Le lendemain, premier cours de la journée, en allemand.

- Dis donc c'est de famille ou quoi ? Monsieur Bill, auriez-vous l'obligeance d'arrêter de regarder mademoiselle Justine ? Quand c'est pas l'un, c'est l'autre ! Justine, qu'est-ce que vous leurs avez fait pour que... Justine ? Justine, réveillez-vous !!

-- Son voisin lui mit un coup de coude dans les côtes et Justine se réveilla en sursaut. Ce jour-là, elle avait les cheveux lisses et elle s'était faite deux couettes hautes en faisant partir des mèches un peu partout, lui donnant l'air déjanté. Elle ne remarqua pas le prof qui la regardait et s'étira en baillant. Son voisin lui mit un autre coup de coude dans les côtes.

- Quoi ?! s'exclama-t-elle en murmurant.

-- Il lui fit un signe de la tête en regardant derrière elle et elle se tourna vers le prof. Elle lui fit un petit sourire désolé.

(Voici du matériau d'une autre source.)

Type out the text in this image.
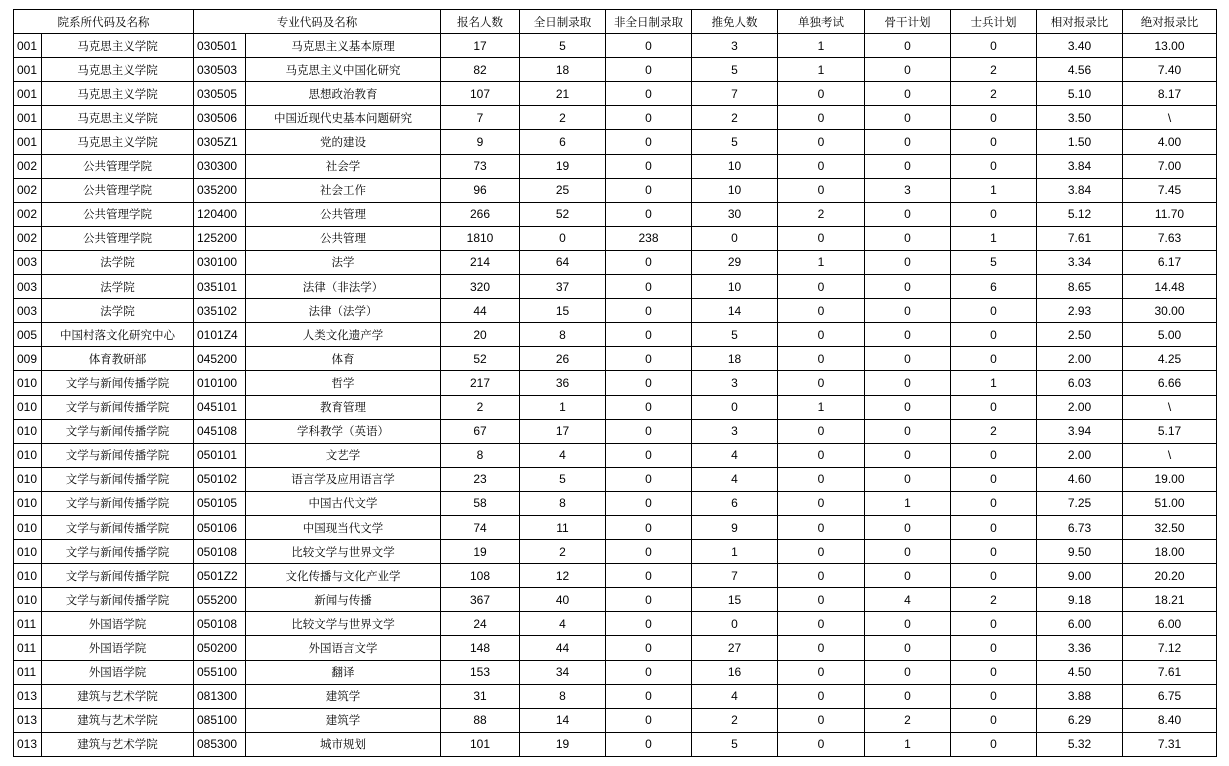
院系所代码及名称		专业代码及名称		报名人数	全日制录取	非全日制录取	推免人数	单独考试	骨干计划	士兵计划	相对报录比	绝对报录比
001	马克思主义学院	030501	马克思主义基本原理	17	5	0	3	1	0	0	3.40	13.00
001	马克思主义学院	030503	马克思主义中国化研究	82	18	0	5	1	0	2	4.56	7.40
001	马克思主义学院	030505	思想政治教育	107	21	0	7	0	0	2	5.10	8.17
001	马克思主义学院	030506	中国近现代史基本问题研究	7	2	0	2	0	0	0	3.50	\
001	马克思主义学院	0305Z1	党的建设	9	6	0	5	0	0	0	1.50	4.00
002	公共管理学院	030300	社会学	73	19	0	10	0	0	0	3.84	7.00
002	公共管理学院	035200	社会工作	96	25	0	10	0	3	1	3.84	7.45
002	公共管理学院	120400	公共管理	266	52	0	30	2	0	0	5.12	11.70
002	公共管理学院	125200	公共管理	1810	0	238	0	0	0	1	7.61	7.63
003	法学院	030100	法学	214	64	0	29	1	0	5	3.34	6.17
003	法学院	035101	法律（非法学）	320	37	0	10	0	0	6	8.65	14.48
003	法学院	035102	法律（法学）	44	15	0	14	0	0	0	2.93	30.00
005	中国村落文化研究中心	0101Z4	人类文化遗产学	20	8	0	5	0	0	0	2.50	5.00
009	体育教研部	045200	体育	52	26	0	18	0	0	0	2.00	4.25
010	文学与新闻传播学院	010100	哲学	217	36	0	3	0	0	1	6.03	6.66
010	文学与新闻传播学院	045101	教育管理	2	1	0	0	1	0	0	2.00	\
010	文学与新闻传播学院	045108	学科教学（英语）	67	17	0	3	0	0	2	3.94	5.17
010	文学与新闻传播学院	050101	文艺学	8	4	0	4	0	0	0	2.00	\
010	文学与新闻传播学院	050102	语言学及应用语言学	23	5	0	4	0	0	0	4.60	19.00
010	文学与新闻传播学院	050105	中国古代文学	58	8	0	6	0	1	0	7.25	51.00
010	文学与新闻传播学院	050106	中国现当代文学	74	11	0	9	0	0	0	6.73	32.50
010	文学与新闻传播学院	050108	比较文学与世界文学	19	2	0	1	0	0	0	9.50	18.00
010	文学与新闻传播学院	0501Z2	文化传播与文化产业学	108	12	0	7	0	0	0	9.00	20.20
010	文学与新闻传播学院	055200	新闻与传播	367	40	0	15	0	4	2	9.18	18.21
011	外国语学院	050108	比较文学与世界文学	24	4	0	0	0	0	0	6.00	6.00
011	外国语学院	050200	外国语言文学	148	44	0	27	0	0	0	3.36	7.12
011	外国语学院	055100	翻译	153	34	0	16	0	0	0	4.50	7.61
013	建筑与艺术学院	081300	建筑学	31	8	0	4	0	0	0	3.88	6.75
013	建筑与艺术学院	085100	建筑学	88	14	0	2	0	2	0	6.29	8.40
013	建筑与艺术学院	085300	城市规划	101	19	0	5	0	1	0	5.32	7.31
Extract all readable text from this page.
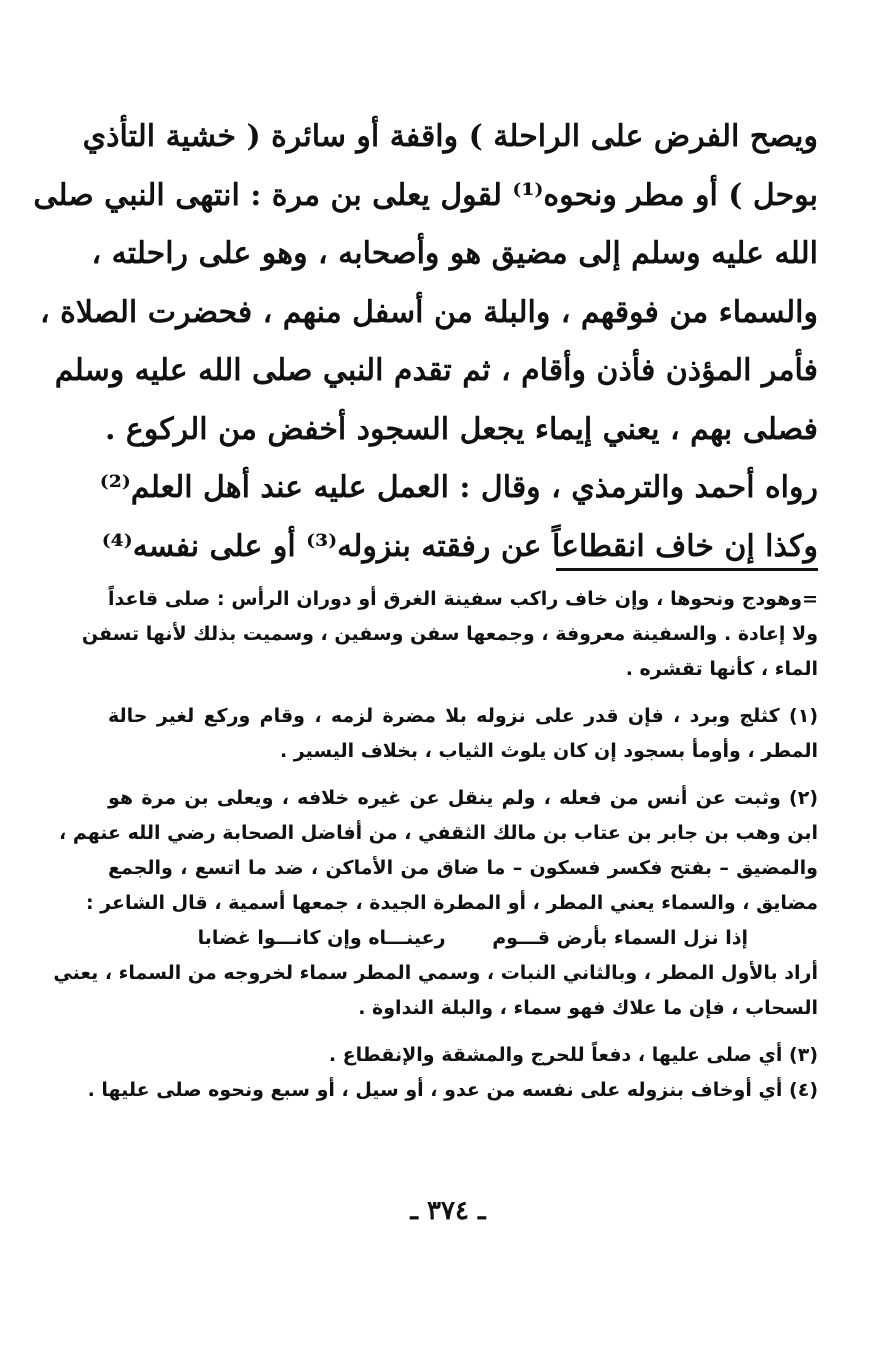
ويصح الفرض على الراحلة ) واقفة أو سائرة ( خشية التأذي
بوحل ) أو مطر ونحوه⁽¹⁾ لقول يعلى بن مرة : انتهى النبي صلى
الله عليه وسلم إلى مضيق هو وأصحابه ، وهو على راحلته ،
والسماء من فوقهم ، والبلة من أسفل منهم ، فحضرت الصلاة ،
فأمر المؤذن فأذن وأقام ، ثم تقدم النبي صلى الله عليه وسلم
فصلى بهم ، يعني إيماء يجعل السجود أخفض من الركوع .
رواه أحمد والترمذي ، وقال : العمل عليه عند أهل العلم⁽²⁾
وكذا إن خاف انقطاعاً عن رفقته بنزوله⁽³⁾ أو على نفسه⁽⁴⁾
=وهودج ونحوها ، وإن خاف راكب سفينة الغرق أو دوران الرأس : صلى قاعداً
ولا إعادة . والسفينة معروفة ، وجمعها سفن وسفين ، وسميت بذلك لأنها تسفن
الماء ، كأنها تقشره .
(١) كثلج وبرد ، فإن قدر على نزوله بلا مضرة لزمه ، وقام وركع لغير حالة
المطر ، وأومأ بسجود إن كان يلوث الثياب ، بخلاف اليسير .
(٢) وثبت عن أنس من فعله ، ولم ينقل عن غيره خلافه ، ويعلى بن مرة هو
ابن وهب بن جابر بن عتاب بن مالك الثقفي ، من أفاضل الصحابة رضي الله عنهم ،
والمضيق – بفتح فكسر فسكون – ما ضاق من الأماكن ، ضد ما اتسع ، والجمع
مضايق ، والسماء يعني المطر ، أو المطرة الجيدة ، جمعها أسمية ، قال الشاعر :
إذا نزل السماء بأرض قـــوم رعينـــاه وإن كانـــوا غضابا
أراد بالأول المطر ، وبالثاني النبات ، وسمي المطر سماء لخروجه من السماء ، يعني
السحاب ، فإن ما علاك فهو سماء ، والبلة النداوة .
(٣) أي صلى عليها ، دفعاً للحرج والمشقة والإنقطاع .
(٤) أي أوخاف بنزوله على نفسه من عدو ، أو سيل ، أو سبع ونحوه صلى عليها .
ـ ٣٧٤ ـ
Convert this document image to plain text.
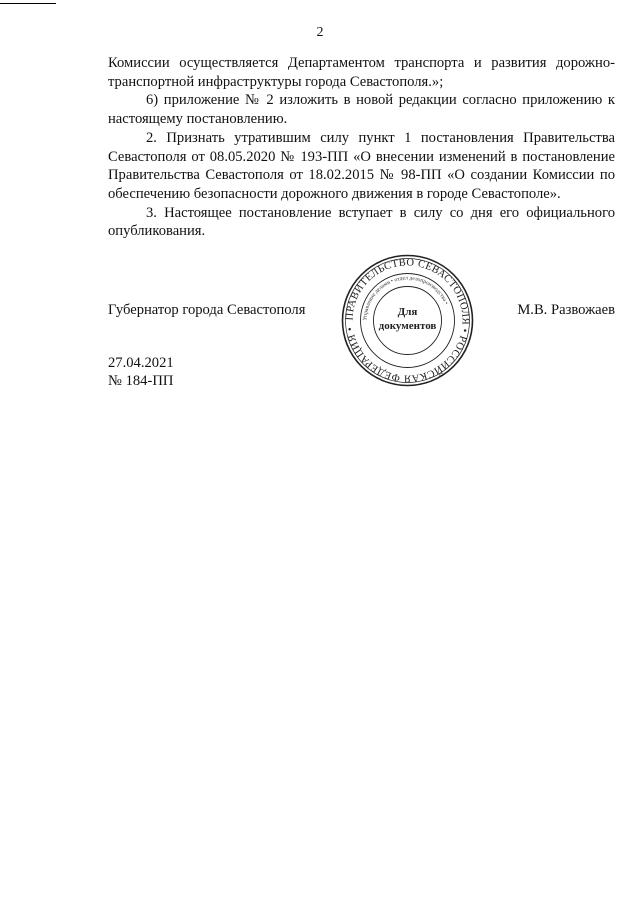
2

Комиссии осуществляется Департаментом транспорта и развития дорожно-транспортной инфраструктуры города Севастополя.»;

6) приложение № 2 изложить в новой редакции согласно приложению к настоящему постановлению.

2. Признать утратившим силу пункт 1 постановления Правительства Севастополя от 08.05.2020 № 193-ПП «О внесении изменений в постановление Правительства Севастополя от 18.02.2015 № 98-ПП «О создании Комиссии по обеспечению безопасности дорожного движения в городе Севастополе».

3. Настоящее постановление вступает в силу со дня его официального опубликования.

Губернатор города Севастополя	М.В. Развожаев
ПРАВИТЕЛЬСТВО СЕВАСТОПОЛЯ • РОССИЙСКАЯ ФЕДЕРАЦИЯ •
Управление делами • отдел делопроизводства •
Для
документов
27.04.2021
№ 184-ПП
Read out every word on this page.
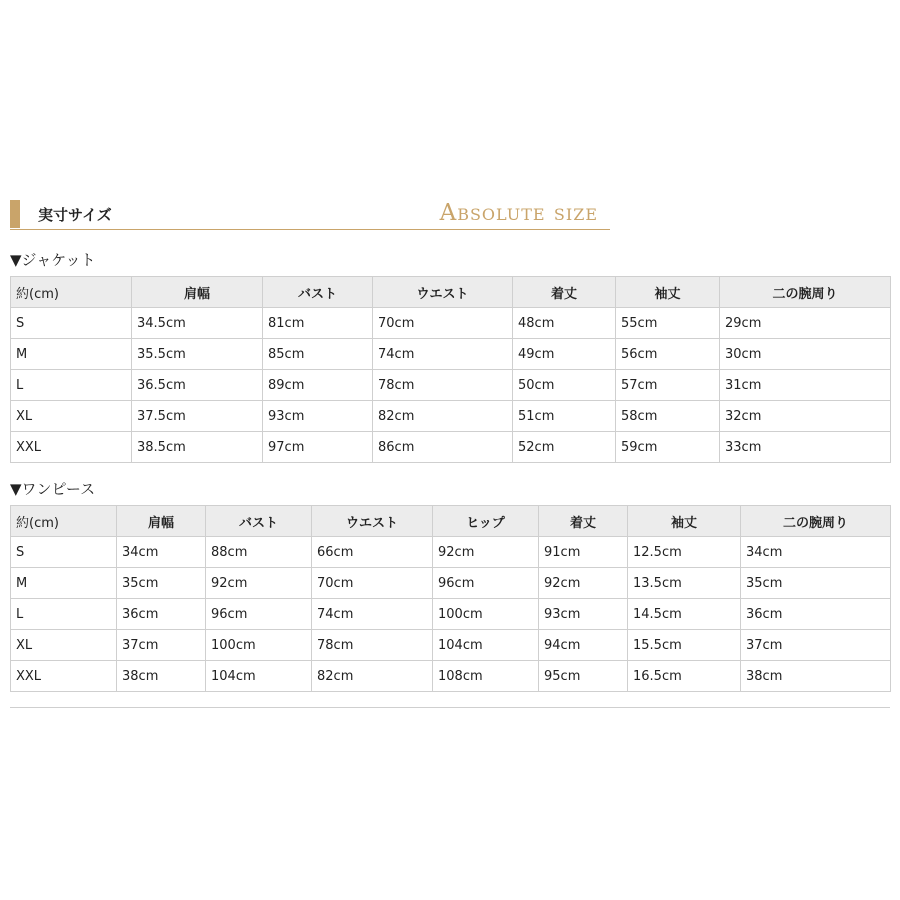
実寸サイズ	Absolute size
▼ジャケット
約(cm)	肩幅	バスト	ウエスト	着丈	袖丈	二の腕周り
S	34.5cm	81cm	70cm	48cm	55cm	29cm
M	35.5cm	85cm	74cm	49cm	56cm	30cm
L	36.5cm	89cm	78cm	50cm	57cm	31cm
XL	37.5cm	93cm	82cm	51cm	58cm	32cm
XXL	38.5cm	97cm	86cm	52cm	59cm	33cm
▼ワンピース
約(cm)	肩幅	バスト	ウエスト	ヒップ	着丈	袖丈	二の腕周り
S	34cm	88cm	66cm	92cm	91cm	12.5cm	34cm
M	35cm	92cm	70cm	96cm	92cm	13.5cm	35cm
L	36cm	96cm	74cm	100cm	93cm	14.5cm	36cm
XL	37cm	100cm	78cm	104cm	94cm	15.5cm	37cm
XXL	38cm	104cm	82cm	108cm	95cm	16.5cm	38cm
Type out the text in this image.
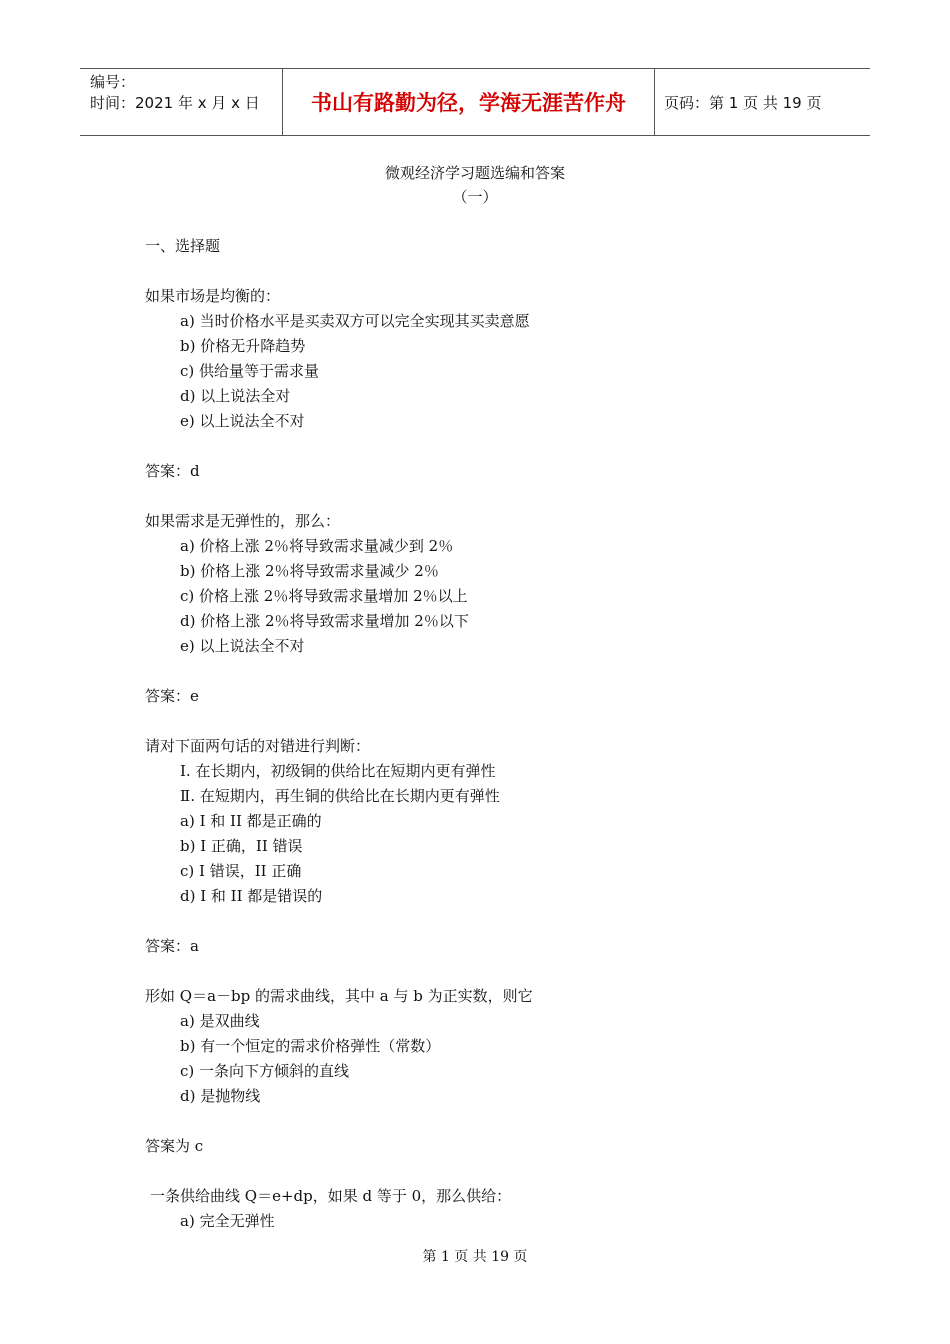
编号：
时间：2021 年 x 月 x 日	书山有路勤为径，学海无涯苦作舟	页码：第 1 页 共 19 页
微观经济学习题选编和答案
（一）
一、选择题
如果市场是均衡的：
a) 当时价格水平是买卖双方可以完全实现其买卖意愿
b) 价格无升降趋势
c) 供给量等于需求量
d) 以上说法全对
e) 以上说法全不对
答案：d
如果需求是无弹性的，那么：
a) 价格上涨 2％将导致需求量减少到 2％
b) 价格上涨 2％将导致需求量减少 2％
c) 价格上涨 2％将导致需求量增加 2％以上
d) 价格上涨 2％将导致需求量增加 2％以下
e) 以上说法全不对
答案：e
请对下面两句话的对错进行判断：
I. 在长期内，初级铜的供给比在短期内更有弹性
Ⅱ. 在短期内，再生铜的供给比在长期内更有弹性
a) I 和 II 都是正确的
b) I 正确，II 错误
c) I 错误，II 正确
d) I 和 II 都是错误的
答案：a
形如 Q＝a－bp 的需求曲线，其中 a 与 b 为正实数，则它
a) 是双曲线
b) 有一个恒定的需求价格弹性（常数）
c) 一条向下方倾斜的直线
d) 是抛物线
答案为 c
一条供给曲线 Q＝e+dp，如果 d 等于 0，那么供给：
a) 完全无弹性
第 1 页 共 19 页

- Bonjour monsieur... Vous allez bien ? dit-elle avec un faux semblant d'entrain.
- Chez le proviseur.
- Oh non monsieur s'il vous plait j'suis trop désolée ! C'est juste que cette nuit y'a eu de l'orage et j'ai pas réussi à dormir ! Promis, ça se reproduira plus ! Mais s'il vous plait pas chez le proviseur !
- Bon d'accord, mais je vous change de place. Je veux que vous soyez plus près pour que je puisse vous surveiller... Alors, vous allez aller à côté de...


-- Son regard circula vers les tables de devant et vers celles du milieu. Justine croisa les doigts pour tomber sur quelqu'un qu'elle aime bien et pas sur...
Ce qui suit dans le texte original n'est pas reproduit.